S^{Q}_{C_{2}} = 0,                  S^{Q}_{R_{3}} = \frac{1}{2},                  S^{Q}_{R_{4}} = -\frac{1}{2}

It is important to remember that the sensitivity expression should be derived before values corresponding to a particular design are substituted.

Next we consider the sensitivities relative to the amplifier gain. If we assume the op amp to have a finite gain A, the characteristic equation for the loop becomes

1 + At(s) = 0                       (17.84)

where t(s) is given in Fig. 17.28(a). To simplify matters we can substitute for the passive components by their design values. This causes no errors in evaluating sensitivities, since we are now finding the sensitivity with respect to the amplifier gain. Using the design values obtained earlier—namely, C₁ = C₂ = C, R₃ = R, R₄ = R/4Q², and CR = 2 Q/ω₀—we get

t(s) = \frac{s^{2}  +  s(ω_{0}/Q)  +  ω_{0}^{2}}{s^{2}  +  s(ω_{0}/Q) (2  Q^{2}  +  1)  +  ω_{0}^{2}}                  (17.85)

where ω₀ and Q denote the nominal or design values of the pole frequency and Q factor.
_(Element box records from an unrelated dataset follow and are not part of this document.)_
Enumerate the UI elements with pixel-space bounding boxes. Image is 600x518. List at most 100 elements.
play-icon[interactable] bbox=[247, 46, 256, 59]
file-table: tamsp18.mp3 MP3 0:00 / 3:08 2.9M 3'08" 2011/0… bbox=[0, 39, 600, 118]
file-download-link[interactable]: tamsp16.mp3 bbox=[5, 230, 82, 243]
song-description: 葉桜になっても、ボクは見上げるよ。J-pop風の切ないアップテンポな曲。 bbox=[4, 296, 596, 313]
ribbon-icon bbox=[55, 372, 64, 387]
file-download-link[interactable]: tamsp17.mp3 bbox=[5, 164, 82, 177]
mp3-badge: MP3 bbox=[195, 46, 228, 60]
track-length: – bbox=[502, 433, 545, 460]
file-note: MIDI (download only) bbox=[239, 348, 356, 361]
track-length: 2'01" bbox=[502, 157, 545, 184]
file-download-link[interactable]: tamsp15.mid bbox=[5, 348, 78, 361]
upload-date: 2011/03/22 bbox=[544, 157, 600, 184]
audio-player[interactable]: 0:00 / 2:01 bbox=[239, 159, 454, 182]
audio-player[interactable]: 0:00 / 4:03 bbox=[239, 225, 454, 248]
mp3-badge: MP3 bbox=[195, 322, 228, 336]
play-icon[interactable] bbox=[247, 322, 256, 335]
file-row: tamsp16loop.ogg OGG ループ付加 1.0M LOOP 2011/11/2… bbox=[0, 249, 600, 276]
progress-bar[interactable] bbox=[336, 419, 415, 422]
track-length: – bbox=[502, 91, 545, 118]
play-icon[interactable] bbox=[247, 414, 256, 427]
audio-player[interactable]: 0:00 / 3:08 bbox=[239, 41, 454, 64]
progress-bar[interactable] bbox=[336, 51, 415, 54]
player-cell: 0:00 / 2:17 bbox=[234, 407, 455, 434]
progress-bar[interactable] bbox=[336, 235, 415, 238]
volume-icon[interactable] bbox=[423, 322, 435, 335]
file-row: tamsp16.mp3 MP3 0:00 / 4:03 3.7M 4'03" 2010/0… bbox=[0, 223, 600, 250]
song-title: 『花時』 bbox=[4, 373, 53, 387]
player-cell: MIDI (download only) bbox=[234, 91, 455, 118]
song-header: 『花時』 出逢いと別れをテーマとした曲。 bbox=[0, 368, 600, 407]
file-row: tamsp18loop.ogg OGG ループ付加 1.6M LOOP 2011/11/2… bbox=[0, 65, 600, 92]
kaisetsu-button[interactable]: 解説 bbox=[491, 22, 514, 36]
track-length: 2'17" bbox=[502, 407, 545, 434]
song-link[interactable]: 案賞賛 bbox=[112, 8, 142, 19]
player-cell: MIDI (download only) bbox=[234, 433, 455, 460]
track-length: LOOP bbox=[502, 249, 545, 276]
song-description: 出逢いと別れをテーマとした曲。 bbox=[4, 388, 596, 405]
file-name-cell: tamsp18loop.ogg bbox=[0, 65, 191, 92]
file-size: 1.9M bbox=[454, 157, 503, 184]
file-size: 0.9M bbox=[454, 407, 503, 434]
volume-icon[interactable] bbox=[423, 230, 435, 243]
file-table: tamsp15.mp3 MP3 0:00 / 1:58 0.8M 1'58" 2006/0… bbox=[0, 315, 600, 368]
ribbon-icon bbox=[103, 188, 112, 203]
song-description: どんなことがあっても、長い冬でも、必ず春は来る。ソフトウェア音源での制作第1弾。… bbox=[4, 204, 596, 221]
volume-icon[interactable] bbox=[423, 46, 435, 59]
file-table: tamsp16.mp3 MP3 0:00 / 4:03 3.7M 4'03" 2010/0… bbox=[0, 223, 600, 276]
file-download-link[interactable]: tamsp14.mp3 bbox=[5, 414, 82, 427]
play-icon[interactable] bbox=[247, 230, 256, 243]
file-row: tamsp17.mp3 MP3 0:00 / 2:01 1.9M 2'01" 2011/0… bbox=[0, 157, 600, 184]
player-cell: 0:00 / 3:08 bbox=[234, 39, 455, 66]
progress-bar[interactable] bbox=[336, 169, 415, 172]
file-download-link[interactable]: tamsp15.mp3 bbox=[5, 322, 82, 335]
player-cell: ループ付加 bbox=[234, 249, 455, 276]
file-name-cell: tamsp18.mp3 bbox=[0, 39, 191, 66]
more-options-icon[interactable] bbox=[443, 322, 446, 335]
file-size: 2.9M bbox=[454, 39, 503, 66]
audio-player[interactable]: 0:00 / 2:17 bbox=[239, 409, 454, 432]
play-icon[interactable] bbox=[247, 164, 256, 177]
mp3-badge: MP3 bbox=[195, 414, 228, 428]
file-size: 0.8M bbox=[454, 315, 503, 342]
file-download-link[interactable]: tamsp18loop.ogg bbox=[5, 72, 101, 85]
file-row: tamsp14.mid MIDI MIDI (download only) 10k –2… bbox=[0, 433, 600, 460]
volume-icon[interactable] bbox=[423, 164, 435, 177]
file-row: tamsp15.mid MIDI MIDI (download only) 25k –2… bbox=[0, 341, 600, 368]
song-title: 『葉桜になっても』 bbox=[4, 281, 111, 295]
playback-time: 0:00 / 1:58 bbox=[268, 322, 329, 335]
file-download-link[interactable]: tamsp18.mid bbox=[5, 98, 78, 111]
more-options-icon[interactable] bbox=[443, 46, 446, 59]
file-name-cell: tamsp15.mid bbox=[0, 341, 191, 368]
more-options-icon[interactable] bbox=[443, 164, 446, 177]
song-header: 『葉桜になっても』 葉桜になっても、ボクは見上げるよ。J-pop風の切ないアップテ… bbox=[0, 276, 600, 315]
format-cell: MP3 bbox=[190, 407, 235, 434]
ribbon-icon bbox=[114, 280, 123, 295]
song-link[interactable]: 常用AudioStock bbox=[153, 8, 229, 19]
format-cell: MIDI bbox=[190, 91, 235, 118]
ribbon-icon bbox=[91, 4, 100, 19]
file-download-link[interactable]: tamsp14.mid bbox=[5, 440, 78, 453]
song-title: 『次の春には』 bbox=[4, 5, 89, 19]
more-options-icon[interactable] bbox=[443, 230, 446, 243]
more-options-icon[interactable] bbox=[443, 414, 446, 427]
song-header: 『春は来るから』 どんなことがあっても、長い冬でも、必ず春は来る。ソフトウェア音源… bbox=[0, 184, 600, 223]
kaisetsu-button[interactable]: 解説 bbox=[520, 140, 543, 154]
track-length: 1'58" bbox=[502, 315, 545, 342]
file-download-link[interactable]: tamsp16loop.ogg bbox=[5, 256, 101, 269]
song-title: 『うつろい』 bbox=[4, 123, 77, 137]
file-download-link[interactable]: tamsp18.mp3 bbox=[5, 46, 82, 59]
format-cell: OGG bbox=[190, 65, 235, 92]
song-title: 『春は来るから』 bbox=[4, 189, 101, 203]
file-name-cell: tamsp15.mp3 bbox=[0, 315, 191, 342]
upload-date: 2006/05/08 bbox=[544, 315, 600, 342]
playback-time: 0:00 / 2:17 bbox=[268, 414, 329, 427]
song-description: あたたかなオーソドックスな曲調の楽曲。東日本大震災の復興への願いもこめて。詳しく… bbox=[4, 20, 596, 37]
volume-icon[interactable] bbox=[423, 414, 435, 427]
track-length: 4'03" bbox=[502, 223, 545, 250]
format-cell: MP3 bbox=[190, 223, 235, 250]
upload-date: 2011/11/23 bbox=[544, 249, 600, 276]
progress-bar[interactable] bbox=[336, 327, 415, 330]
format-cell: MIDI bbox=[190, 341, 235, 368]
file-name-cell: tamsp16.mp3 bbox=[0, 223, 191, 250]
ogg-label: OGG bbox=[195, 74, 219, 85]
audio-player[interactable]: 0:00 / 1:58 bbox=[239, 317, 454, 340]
The actual values are obtained by substituting for t(s) in Eq. (17.84):

s^{2} + s \frac{ω_{0}}{Q} (2  Q^{2} + 1) + ω_{0}^{2} + A \left(s^{2} + s \frac{ω_{0}}{Q} + ω_{0}^{2}\right) = 0

Assuming the gain A to be real and dividing both sides by A + 1, we get

s^{2} + s \frac{ω_{0}}{Q} \left(1 + \frac{2  Q^{2}}{A  +  1}\right) + ω_{0}^{2} = 0                    (17.86)

From this equation we see that the actual pole frequency, ω_0a, and the pole Q, Q_a, are

ω_0a = ω₀                             (17.87)

Q_{a} = \frac{Q}{1  +  2  Q^{2} /(A  +  1)}                (17.88)

Thus

S^{ω_{0_{a}}}_{A} = 0

S^{Q_{a}}_{A} = \frac{A}{A  +  1} \frac{2  Q^{2} / (A  +  1)}{1  +  2  Q^{2} / (A  +  1)}

For A ≫ 2 Q² and A ≫ 1 we obtain

S^{Q_{a}}_{A} \simeq \frac{2  Q^{2}}{A}

It is usual to drop the subscript a in this expression and write

S^{Q}_{A} \simeq \frac{2  Q^{2}}{A}                                        (17.89)

Note that if Q is high (Q ≥ 5), its sensitivity relative to the amplifier gain can be quite high¹⁰.

¹⁰ Because the open-loop gain A of op amps usually has wide tolerance, it is important to keep S^{ω_{0}}_{A} and S^{Q}_{A} very small.